Aber dann finden wir die beiden, denen wir vor kurzem erst helfen durften, die beiden, die sich jetzt zusammengetan haben. Ich freue mich sehr, dass diese Zweckgemeinschaft bisher länger dauert als 2 oder 3 Tage! Der Herr, den ich seit ich bei UNSICHTBAR e. V. bin, kenne, schaut mich an: „Kalt!“ Ja, noch nicht mal so sehr wg. der Temperaturen, aber der Wind ist schneidend kalt. Die Wünsche der beiden sind bescheiden, außer Terrinen, Kaffee, Eistee, Süßes nehmen sie noch Mützen, Handschuhe und warme Socken an. Unsere TOM (Taschen für obdachlose Menschen) enthalten jetzt u.a.

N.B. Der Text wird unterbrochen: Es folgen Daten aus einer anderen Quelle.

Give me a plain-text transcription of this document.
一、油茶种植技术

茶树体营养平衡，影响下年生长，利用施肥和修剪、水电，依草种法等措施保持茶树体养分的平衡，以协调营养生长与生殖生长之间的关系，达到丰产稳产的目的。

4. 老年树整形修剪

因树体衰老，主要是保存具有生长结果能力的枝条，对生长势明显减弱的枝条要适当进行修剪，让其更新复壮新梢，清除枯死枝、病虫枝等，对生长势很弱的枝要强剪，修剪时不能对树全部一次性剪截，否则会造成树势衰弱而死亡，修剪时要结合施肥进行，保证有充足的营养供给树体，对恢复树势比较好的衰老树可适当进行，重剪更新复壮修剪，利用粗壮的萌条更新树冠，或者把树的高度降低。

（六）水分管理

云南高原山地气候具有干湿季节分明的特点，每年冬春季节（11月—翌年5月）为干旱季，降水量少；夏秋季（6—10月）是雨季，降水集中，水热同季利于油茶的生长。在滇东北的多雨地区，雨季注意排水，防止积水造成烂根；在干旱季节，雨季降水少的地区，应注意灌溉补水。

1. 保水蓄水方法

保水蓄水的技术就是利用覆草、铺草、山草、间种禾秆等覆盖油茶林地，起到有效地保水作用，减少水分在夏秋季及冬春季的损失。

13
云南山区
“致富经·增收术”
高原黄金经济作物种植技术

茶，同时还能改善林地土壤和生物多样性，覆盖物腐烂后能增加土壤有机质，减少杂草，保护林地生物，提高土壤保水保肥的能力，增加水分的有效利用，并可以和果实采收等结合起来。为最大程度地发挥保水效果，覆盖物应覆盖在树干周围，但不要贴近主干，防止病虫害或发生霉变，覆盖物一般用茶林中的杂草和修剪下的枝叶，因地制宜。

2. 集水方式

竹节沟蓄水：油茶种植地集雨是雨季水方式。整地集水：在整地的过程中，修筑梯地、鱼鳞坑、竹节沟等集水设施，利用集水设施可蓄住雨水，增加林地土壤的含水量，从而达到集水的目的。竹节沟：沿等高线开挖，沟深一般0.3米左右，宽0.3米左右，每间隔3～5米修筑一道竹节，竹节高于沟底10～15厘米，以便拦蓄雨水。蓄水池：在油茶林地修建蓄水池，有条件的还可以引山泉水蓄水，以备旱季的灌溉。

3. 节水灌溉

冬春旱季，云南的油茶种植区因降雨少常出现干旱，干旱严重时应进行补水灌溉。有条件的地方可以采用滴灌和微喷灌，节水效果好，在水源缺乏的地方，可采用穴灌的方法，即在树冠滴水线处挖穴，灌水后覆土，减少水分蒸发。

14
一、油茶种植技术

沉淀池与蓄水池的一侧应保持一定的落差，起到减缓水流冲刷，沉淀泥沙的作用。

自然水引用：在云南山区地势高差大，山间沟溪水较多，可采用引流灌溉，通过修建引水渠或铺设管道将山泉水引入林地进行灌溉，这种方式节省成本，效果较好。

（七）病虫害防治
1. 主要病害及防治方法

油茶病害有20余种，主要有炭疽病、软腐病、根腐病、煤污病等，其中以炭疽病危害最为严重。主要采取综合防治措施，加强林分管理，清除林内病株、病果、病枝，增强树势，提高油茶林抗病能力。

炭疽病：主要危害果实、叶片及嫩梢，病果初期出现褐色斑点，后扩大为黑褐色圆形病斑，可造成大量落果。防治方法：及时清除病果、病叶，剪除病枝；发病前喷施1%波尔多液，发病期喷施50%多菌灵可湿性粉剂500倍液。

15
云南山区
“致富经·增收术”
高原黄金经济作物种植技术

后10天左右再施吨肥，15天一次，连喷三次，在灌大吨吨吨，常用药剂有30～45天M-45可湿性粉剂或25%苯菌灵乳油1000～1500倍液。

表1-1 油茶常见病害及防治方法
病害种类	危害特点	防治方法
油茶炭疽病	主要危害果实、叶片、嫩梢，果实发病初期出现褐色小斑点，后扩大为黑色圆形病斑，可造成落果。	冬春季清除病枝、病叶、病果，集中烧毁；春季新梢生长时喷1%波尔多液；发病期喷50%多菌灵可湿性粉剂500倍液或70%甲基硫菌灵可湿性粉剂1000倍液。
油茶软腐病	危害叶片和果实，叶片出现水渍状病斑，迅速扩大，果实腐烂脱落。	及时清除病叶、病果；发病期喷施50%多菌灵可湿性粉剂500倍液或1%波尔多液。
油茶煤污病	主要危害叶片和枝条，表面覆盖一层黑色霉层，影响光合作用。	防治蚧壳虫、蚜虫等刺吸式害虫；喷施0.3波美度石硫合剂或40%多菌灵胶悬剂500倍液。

Thermounterwäsche, der Herr, der kein Deutsch spricht, freut sich darüber. Unser Bekannter guckt Ute fragend an: „Du bist neu?“ Nicht so ganz, aber die beiden haben sich noch nicht kennengelernt. Wir bleiben noch eine Weile, einfach mal ein bisschen reden… ein bisschen zuhören… ein bisschen so tun, als würden sich Freunde treffen… ein bisschen „Normalität“ leben… Eine Normalität, die ihr und wir leben, die wir ein Zuhause haben.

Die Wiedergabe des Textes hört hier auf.